The ixora, native to tropical Asia, is an evergreen shrub that blooms in clusters of white, yellow, soft orange or pink flowers. If grown under the proper conditions, and within its USDA hardiness zones (9a to 11), ixora will bloom all year. The shrub can grow, depending upon variety, 3 to 8 feet tall and is generally used as a shrub or accent plant. Ixora, pronounced ick-SOR-uh, will even do well in a large container in a sunny to partially shady spot.
Amend the soil in which the ixora is being grown so that it has a pH of at least 5. This is an acid-loving plant and will not thrive in alkaline soil. Scientists at the University of Florida caution against planting the ixora near concrete foundations or sidewalks and to screen the soil for any pieces of concrete, as this material can cause the pH to rise to levels too high for the plant. Consult with your county cooperative extension agent to determine which soil amendments are appropriate for your region.

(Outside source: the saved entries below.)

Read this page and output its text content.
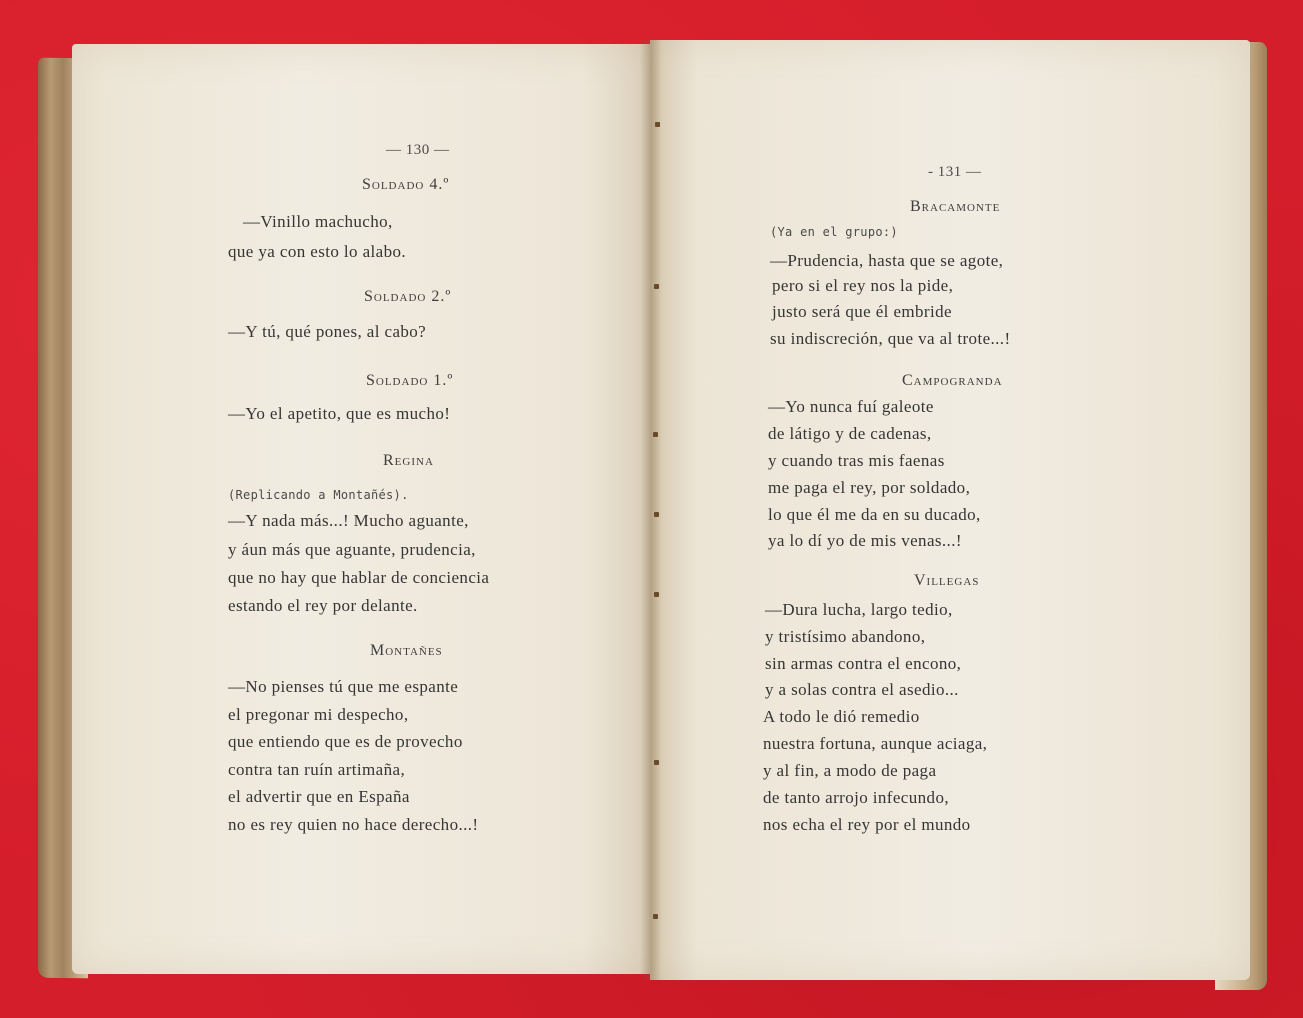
— 130 —
Soldado 4.º
—Vinillo machucho,
que ya con esto lo alabo.
Soldado 2.º
—Y tú, qué pones, al cabo?
Soldado 1.º
—Yo el apetito, que es mucho!
Regina
(Replicando a Montañés).
—Y nada más...! Mucho aguante,
y áun más que aguante, prudencia,
que no hay que hablar de conciencia
estando el rey por delante.
Montañes
—No pienses tú que me espante
el pregonar mi despecho,
que entiendo que es de provecho
contra tan ruín artimaña,
el advertir que en España
no es rey quien no hace derecho...!
- 131 —
Bracamonte
(Ya en el grupo:)
—Prudencia, hasta que se agote,
pero si el rey nos la pide,
justo será que él embride
su indiscreción, que va al trote...!
Campogranda
—Yo nunca fuí galeote
de látigo y de cadenas,
y cuando tras mis faenas
me paga el rey, por soldado,
lo que él me da en su ducado,
ya lo dí yo de mis venas...!
Villegas
—Dura lucha, largo tedio,
y tristísimo abandono,
sin armas contra el encono,
y a solas contra el asedio...
A todo le dió remedio
nuestra fortuna, aunque aciaga,
y al fin, a modo de paga
de tanto arrojo infecundo,
nos echa el rey por el mundo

Water the plant only when the soil is completely dry. Over-watering is one of the biggest problems for the ixora.
Apply a 3-inch layer of organic mulch around the base of the ixora shrub, keeping it at least 2 inches from the trunk.
Prune the ixora once a year, in early spring. Master gardeners at the University of Florida Extension warn that excess pruning toward the tips of the branches may cause the plant to produce fewer flower clusters.
Fertilize the ixora shrub with soil sulfur at the rate recommended on the package. Acidic fertilizers, such as those for azaleas, also work well.